The Rise of Palliative Care and Hospice. Despite the temporary derailment of death panels, the hospice and palliative care movement keeps gaining momentum. There were more than 5,800 hospice organizations in 2013 up from 5,000 in 2009 according to industry statistics. These organizations served 1.54 million patients in 2013 up from 1.34 million in 2009. The National Hospital and Palliative Care Organization (NHPCO) estimates that in 2013 a full 1.11 million deaths occurred while under the care of hospice (total deaths in 2013 were 2.6 million implying 42% of deaths occurred in hospice). A rigorous analysis of Medicare claims data for decedents by Dr. Joan Teno found that: “of all Medicare decedents in the year 2001, 18.8% accessed hospice for three or more days. By 2007 the proportion of Medicare decedents accessing three or more days of hospice services had increased to 30.1%”.

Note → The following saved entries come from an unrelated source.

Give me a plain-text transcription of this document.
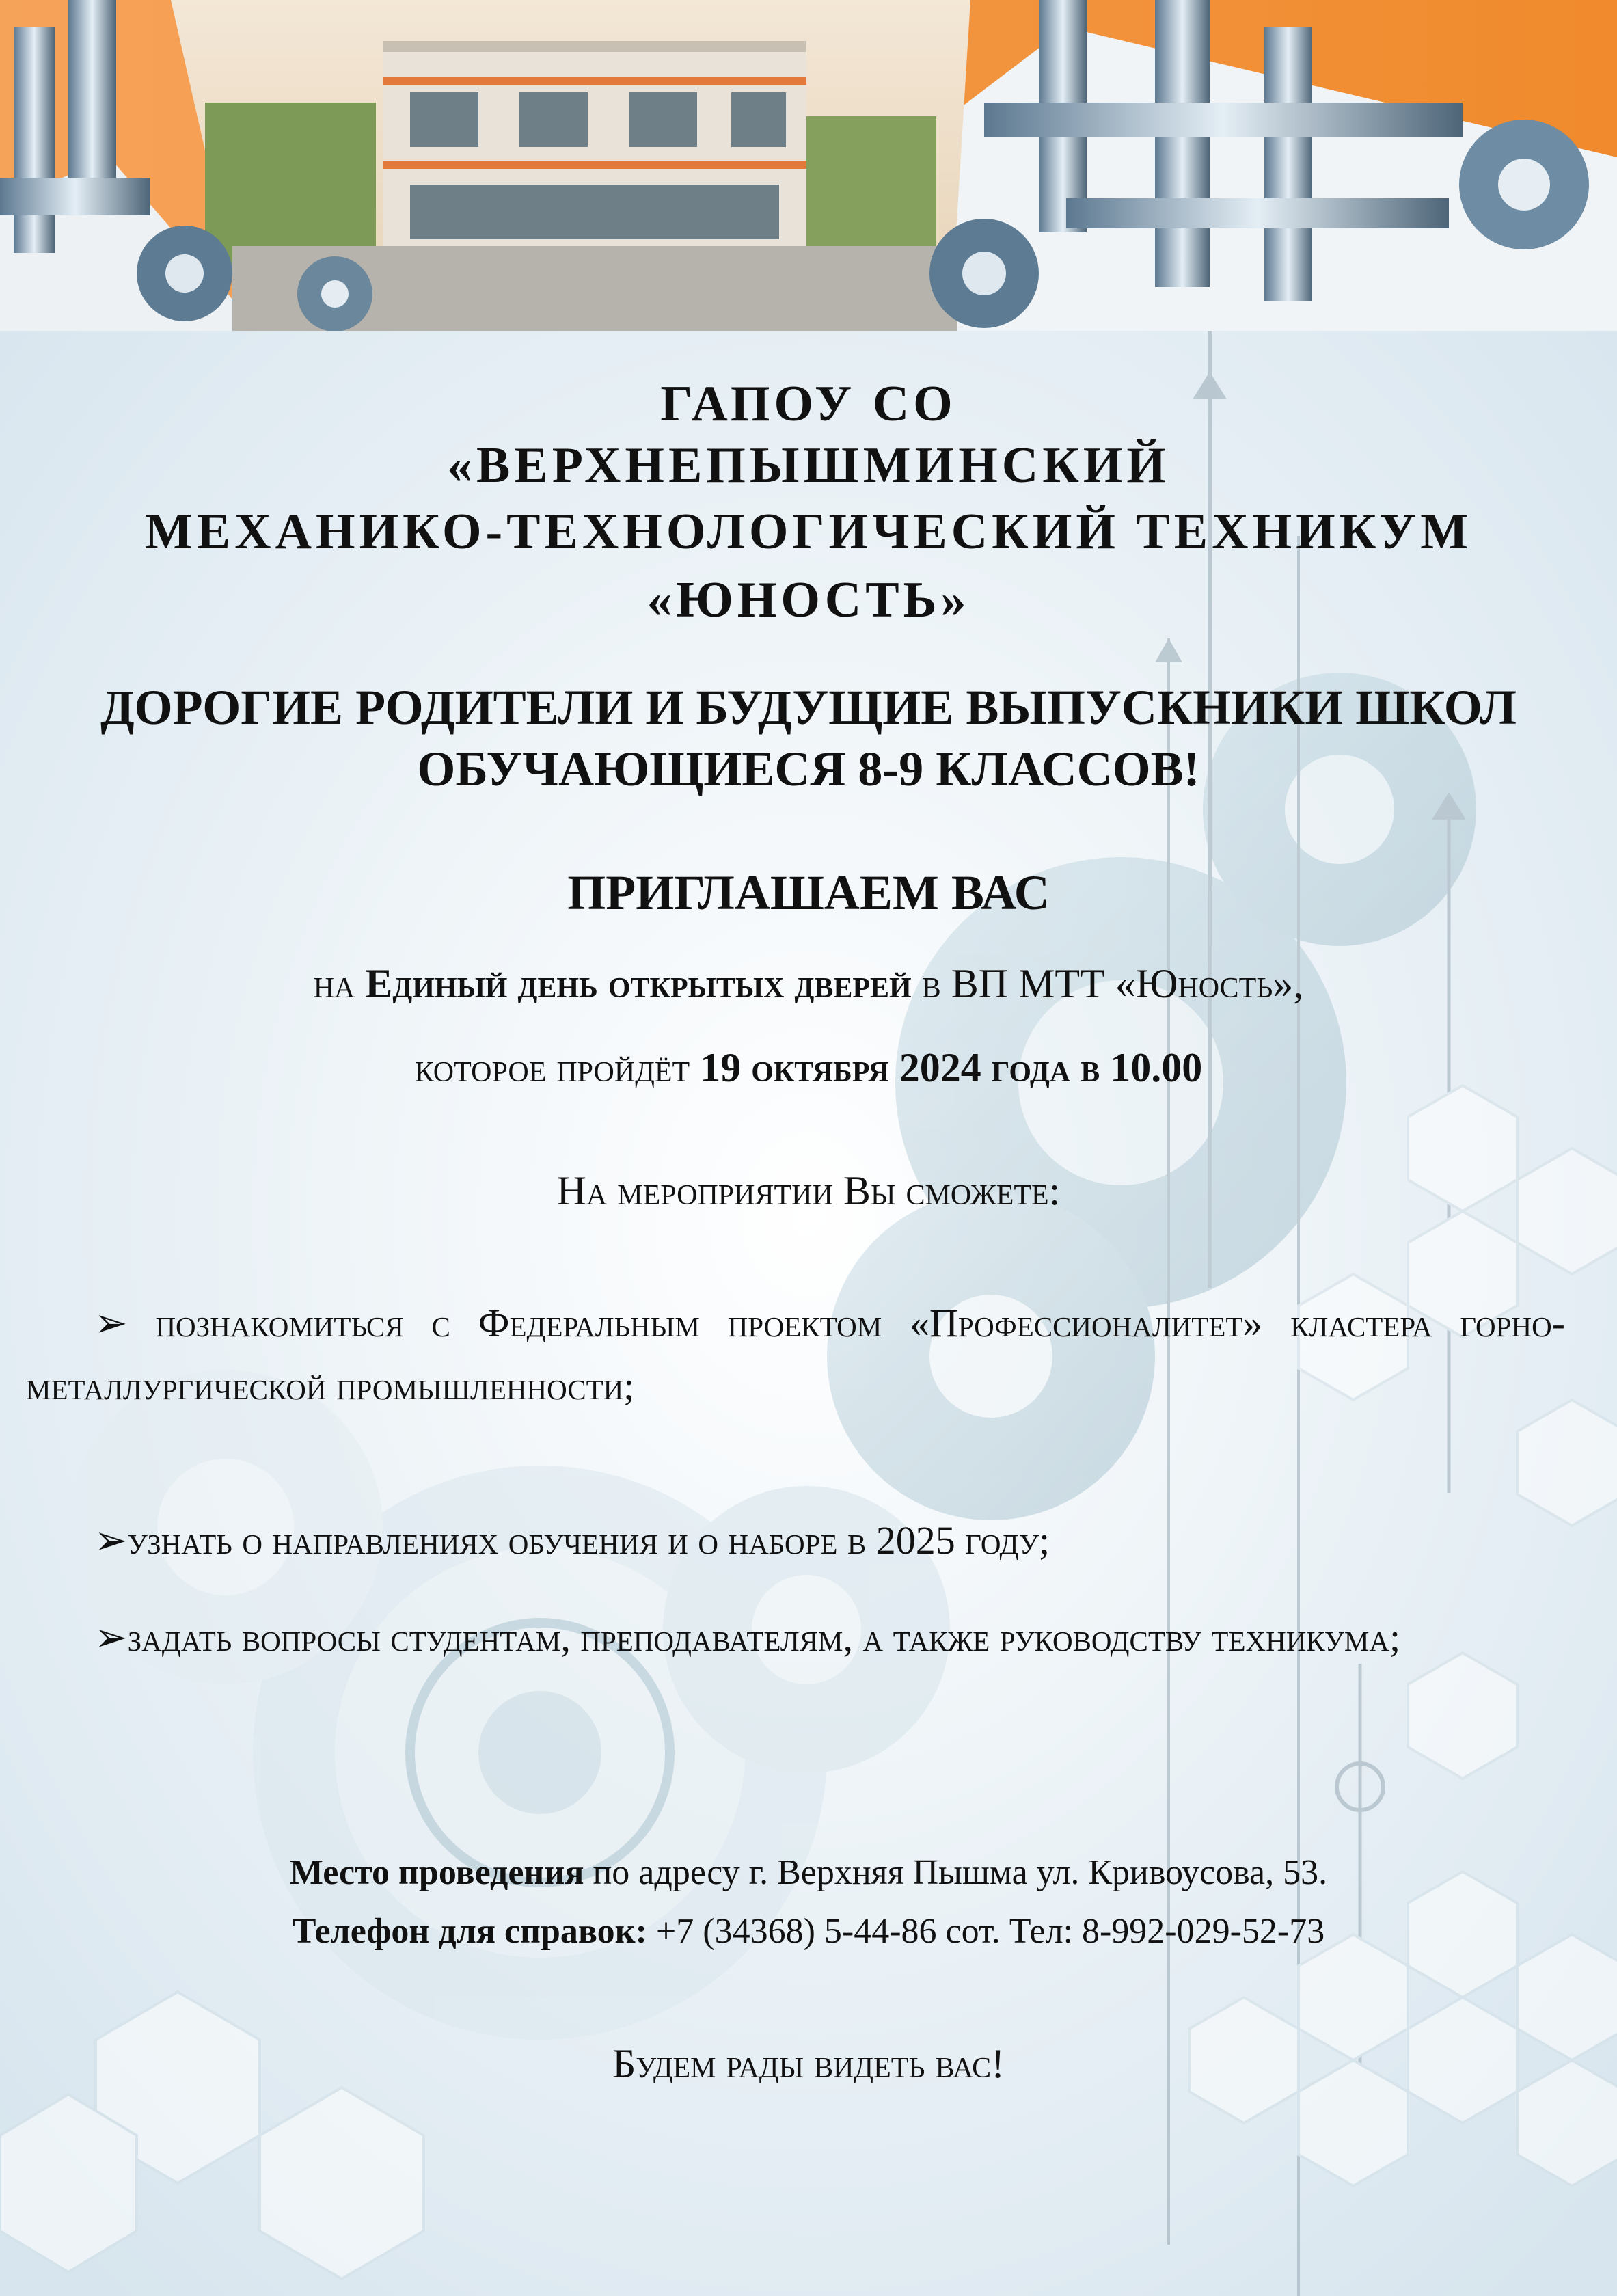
ГАПОУ СО
«ВЕРХНЕПЫШМИНСКИЙ
МЕХАНИКО-ТЕХНОЛОГИЧЕСКИЙ ТЕХНИКУМ
«ЮНОСТЬ»
ДОРОГИЕ РОДИТЕЛИ И БУДУЩИЕ ВЫПУСКНИКИ ШКОЛ
ОБУЧАЮЩИЕСЯ 8-9 КЛАССОВ!
ПРИГЛАШАЕМ ВАС
на Единый день открытых дверей в ВП МТТ «Юность»,
которое пройдёт 19 октября 2024 года в 10.00
На мероприятии Вы сможете:

➢ познакомиться с Федеральным проектом «Профессионалитет» кластера горно-металлургической промышленности;

➢узнать о направлениях обучения и о наборе в 2025 году;

➢задать вопросы студентам, преподавателям, а также руководству техникума;

Место проведения по адресу г. Верхняя Пышма ул. Кривоусова, 53.
Телефон для справок: +7 (34368) 5-44-86 сот. Тел: 8-992-029-52-73
Будем рады видеть вас!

The Role of Health Systems. More and more health systems are embracing palliative care and hospice initiatives and embedding them in the chronic care continuum. Large systems from coast to coast such as North Shore LIJ in New York and Sharp Healthcare in San Diego have developed integrated palliative and hospice care services as part of an integrated continuum of care and as they pursue their journey from volume to value.
Integrating with Plans and Providers. Hospice and palliative care organizations have historically been relatively small-scale, independent, entities often volunteer and faith-based. Indeed, NHPCO data show that 78.7 percent of organizations have 500 or fewer admissions per year. As health plans and providers focus on the continuum of care expect greater interest in partnership and in select cases consolidation of hospice organizations into larger entities. Similarly, managed care organizations operating in the dual eligible, Medicare advantage and Medicaid programs will be seeking partners with hospice and palliative care as managed care for the elderly population continues to grow. For example, in California Senator Hernandez, himself a physician championed legislation SB 1004 requiring managed care plans serving Medi Cal patients to integrate palliative care into their service offerings. However, the Medicare hospice benefit remains the primary source of funding for hospice and palliative care organizations nationally providing 87% of revenue in 2013.
Beyond Just Cancer Care. While the hospice movement was born out of the goal of serving terminally cancer patients, by 2013 those with cancer diagnoses accounted for 36% with dementia at 15% of patients being the second largest and most rapidly growing. Alzheimers and dementia are massive national policy issues worthy of a whole column given the developments in science and technology and the resulting costs that will ensue (a topic for another day).
A Personal Note
My mother died of pancreatic cancer at age 82 seven years ago in Vancouver, BC. When she took ill she received very high tech care (an endoscopic billiary stent) to prevent a rapid demise from jaundice, but her physicians made crystal clear from the outset to my mother and to the family that she had terminal cancer and there was no therapy, treatment, or surgery that would extend her life beyond a few months. She appreciated the honesty, and enjoyed her four months getting all her affairs in order, and saying her goodbyes, while enduring any discomfort with dignity and class. She had four great months at home and a good death supported by my brave and dedicated sister and a remarkable palliative care team of physicians and nurses who helped keep her at home pain free and in control of her own life. She died on a snowy December night in my sister’s arms with the Christmas lights twinkling and Johnny Mathis singing “Chances Are”. It’s what she wanted. We all deserve that chance.